I am Still Here by Helen Whitton
Tricia and I met for the first time on the day of the photoshoot, in a London hotel room. It felt slightly risky, allowing a stranger into my room, but since having cancer I have become, if anything, less cautious. Before the shoot itself, we spent half an hour talking to one another. Tricia spoke about her background and what had inspired her to start the project. We chatted easily; I experienced her as warm, calm, measured and vulnerable. It felt as though we were teetering on the brink of the unknown: neither of us sure how the shoot would go, or how the experience might feel. Again I was conscious of a sense of risk and of taking a leap of faith.
I was dressed in my dance clothes: leotard, tights, pointe shoes. I chose them, I suppose, because these clothes are symbolic of my younger self, my healthy self, by able self, my freer self. The self before trauma and illness. It is the self that I lose over and over again but which, when I find it, gives me the strongest sense of being and identity.

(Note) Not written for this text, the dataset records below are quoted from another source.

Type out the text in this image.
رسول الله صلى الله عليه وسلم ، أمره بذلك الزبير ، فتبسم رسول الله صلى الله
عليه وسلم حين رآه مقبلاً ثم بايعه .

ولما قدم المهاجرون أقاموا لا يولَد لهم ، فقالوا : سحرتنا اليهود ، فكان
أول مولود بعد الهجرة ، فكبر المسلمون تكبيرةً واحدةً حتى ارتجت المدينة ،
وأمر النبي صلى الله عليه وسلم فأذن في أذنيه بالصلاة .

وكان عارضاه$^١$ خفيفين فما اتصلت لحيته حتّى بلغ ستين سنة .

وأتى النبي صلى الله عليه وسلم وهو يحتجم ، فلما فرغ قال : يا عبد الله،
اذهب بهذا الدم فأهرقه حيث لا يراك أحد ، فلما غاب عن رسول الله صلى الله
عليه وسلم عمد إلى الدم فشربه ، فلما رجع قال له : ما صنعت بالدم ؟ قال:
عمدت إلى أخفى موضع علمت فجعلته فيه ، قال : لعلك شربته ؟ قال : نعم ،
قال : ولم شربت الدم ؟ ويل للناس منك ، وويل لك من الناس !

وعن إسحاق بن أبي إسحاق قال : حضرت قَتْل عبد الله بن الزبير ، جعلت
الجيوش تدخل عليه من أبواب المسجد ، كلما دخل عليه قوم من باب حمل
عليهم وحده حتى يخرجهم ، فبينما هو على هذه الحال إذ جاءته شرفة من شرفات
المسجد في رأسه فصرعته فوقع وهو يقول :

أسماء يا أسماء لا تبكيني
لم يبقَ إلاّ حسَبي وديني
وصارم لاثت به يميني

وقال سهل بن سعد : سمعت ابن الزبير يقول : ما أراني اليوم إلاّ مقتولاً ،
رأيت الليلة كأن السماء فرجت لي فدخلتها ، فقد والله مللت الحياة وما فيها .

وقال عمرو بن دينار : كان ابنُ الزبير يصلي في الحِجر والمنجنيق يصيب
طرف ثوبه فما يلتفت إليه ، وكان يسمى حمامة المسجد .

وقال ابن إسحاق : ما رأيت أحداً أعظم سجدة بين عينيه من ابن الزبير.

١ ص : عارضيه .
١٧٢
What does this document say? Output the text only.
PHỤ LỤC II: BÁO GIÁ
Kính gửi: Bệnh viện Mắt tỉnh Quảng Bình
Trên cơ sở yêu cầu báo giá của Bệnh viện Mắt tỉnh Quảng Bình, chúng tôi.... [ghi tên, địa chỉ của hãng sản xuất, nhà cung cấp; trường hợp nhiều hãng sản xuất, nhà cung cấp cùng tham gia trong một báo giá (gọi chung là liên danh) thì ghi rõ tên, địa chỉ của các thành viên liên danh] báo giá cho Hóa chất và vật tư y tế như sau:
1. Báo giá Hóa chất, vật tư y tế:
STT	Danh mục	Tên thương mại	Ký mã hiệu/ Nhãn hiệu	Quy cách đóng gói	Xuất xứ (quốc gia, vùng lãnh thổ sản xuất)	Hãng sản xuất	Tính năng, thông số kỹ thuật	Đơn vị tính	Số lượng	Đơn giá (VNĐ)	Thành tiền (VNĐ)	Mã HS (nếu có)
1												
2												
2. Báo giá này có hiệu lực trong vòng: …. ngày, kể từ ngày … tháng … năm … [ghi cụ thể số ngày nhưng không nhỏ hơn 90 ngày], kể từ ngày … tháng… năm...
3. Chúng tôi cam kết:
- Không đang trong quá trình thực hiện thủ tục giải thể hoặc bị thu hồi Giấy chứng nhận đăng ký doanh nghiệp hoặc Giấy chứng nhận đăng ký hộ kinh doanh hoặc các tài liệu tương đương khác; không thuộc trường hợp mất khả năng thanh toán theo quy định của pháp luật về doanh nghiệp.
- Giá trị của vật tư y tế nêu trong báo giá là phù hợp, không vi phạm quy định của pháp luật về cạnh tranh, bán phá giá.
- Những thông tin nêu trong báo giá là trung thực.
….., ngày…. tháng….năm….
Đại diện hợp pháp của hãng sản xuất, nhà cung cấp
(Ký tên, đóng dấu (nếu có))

I began by lying on the bed while she prepared the first shot. I enjoyed watching her meticulously play with the natural light; it was almost hypnotic observing her work with such care and patience to achieve what she wanted. As I lay on the bed I began to talk about my illness: the unimaginable trauma of being told I had cancer; the unbearable agony of contemplating saying goodbye to my children; the overwhelming sense of loss as my 'before cancer life' disappeared in a split second; the adjustment to the 'new normal'; the medical procedures and physical discomforts; the changes in my physical and emotional abilities; the dramatic existential transformation. I rarely talk to other people about my illness in such detail, so plainly and so openly, yet speaking about these things seemed like an entirely natural process. It felt like I was telling her for no specific reason; consciously, at least, I wanted nothing from Tricia or from the process itself. I had no idea, before I met Tricia, what she was going to do with the photographs, simply that they were for a project. I'm not sure what I wanted from it at an unconscious level; perhaps simply to be seen and to be taken seriously as a person with cancer.
The dialogue between us, as she took the photographs, flowed easily. We spoke, not just about my illness, but about vulnerability, trauma and survival, all at a deeply personal level. As we spoke I became less and less aware of the camera being separate to Tricia, or to me; it simply seemed to be a part of the dialogue. I had very little sense of time during the shoot; I still don't know how long the session lasted. I felt as though we could have continued for hours. As we said goodbye at the hotel room door I immediately experienced a sadness, a loss. It was as if a ghost had come into the room, shared the secrets of humanity with me and vanished. It took ten minutes to come round and feel present again. Now, reflecting on my experience of the shoot, I wonder why it impacted me so powerfully.
Firstly, I think I had a sense of being witnessed. I was seen, heard and taken note of. The trauma of being ill, and facing possible death, was an enormous event in my life and yet now, as I recover, there seems to be little space in everyday life to speak about it or acknowledge it, even though I have counseling. The 'life goes on' expectation (mine, others' and society's) means that I am often, unintentionally, dissociated from my illness. It gets put in a box and ignored. The amount of time I spend acknowledging and including it in my life, is immensely disproportionate to the size of the trauma. Yet Tricia was interested in my illness and gave me a dedicated space to speak about my experience. It was not just the process of speaking about it, however, which seemed important and transformative, but also the process of being heard, witnessed and documented as I spoke. Tricia and the camera witnessed me and remained focused and interested. They took me seriously and gave weight to the subject of my illness. They captured it and documented it; permitted it to be all important and worthy not just of passing, polite attention, but of enduring attention in the form of the photographs.
Secondly, I felt liberated by the process and I believe that it was the transitory nature of the relationship, between us, that enabled this sense of freedom. Being able to talk about something very personal and fragile to someone I had not met before, and who I am unlikely to meet again, felt exhilarating and freeing. I did not feel ensnared or bound by her expectations of me, by my expectations of her, or by any ongoing consequences. As a result I found I could talk in depth and boldly. Speaking in such detail, as I was photographed, meant that my mind and body were full to the brim with my emotional experience. My physical being, as captured in the photographs, is a living expression of my experiences and my relationship to my illness: it is in my body language; my eyes; my posture; my face; and the whole of my physical being.
Lastly, I felt embodied and real. My initial, albeit irrational, response to getting cancer was that I felt less 'valid' and less substantial than I had done pre-cancer; less of a full person than I had been previously; a sort of failure; less real. My relationship to my body, in particular, changed when I became ill: I believed that my body had let me down; betrayed me. As a dancer I have an intense relationship with my body and my sense of identity is deeply connected with my sense of physicality and physical ability. Now I find that my body is not what I had assumed it to be: superior, fit, healthy, enduring. I am facing the existential reality that my body is vulnerable, changed, changing, dying. Through the process of being photographed by Tricia, I experienced my body, and myself, as real and present; valid and undeniable. By capturing my being in a moment in time, the camera highlighted and confirmed my existence: I survived; I am still here; I exist.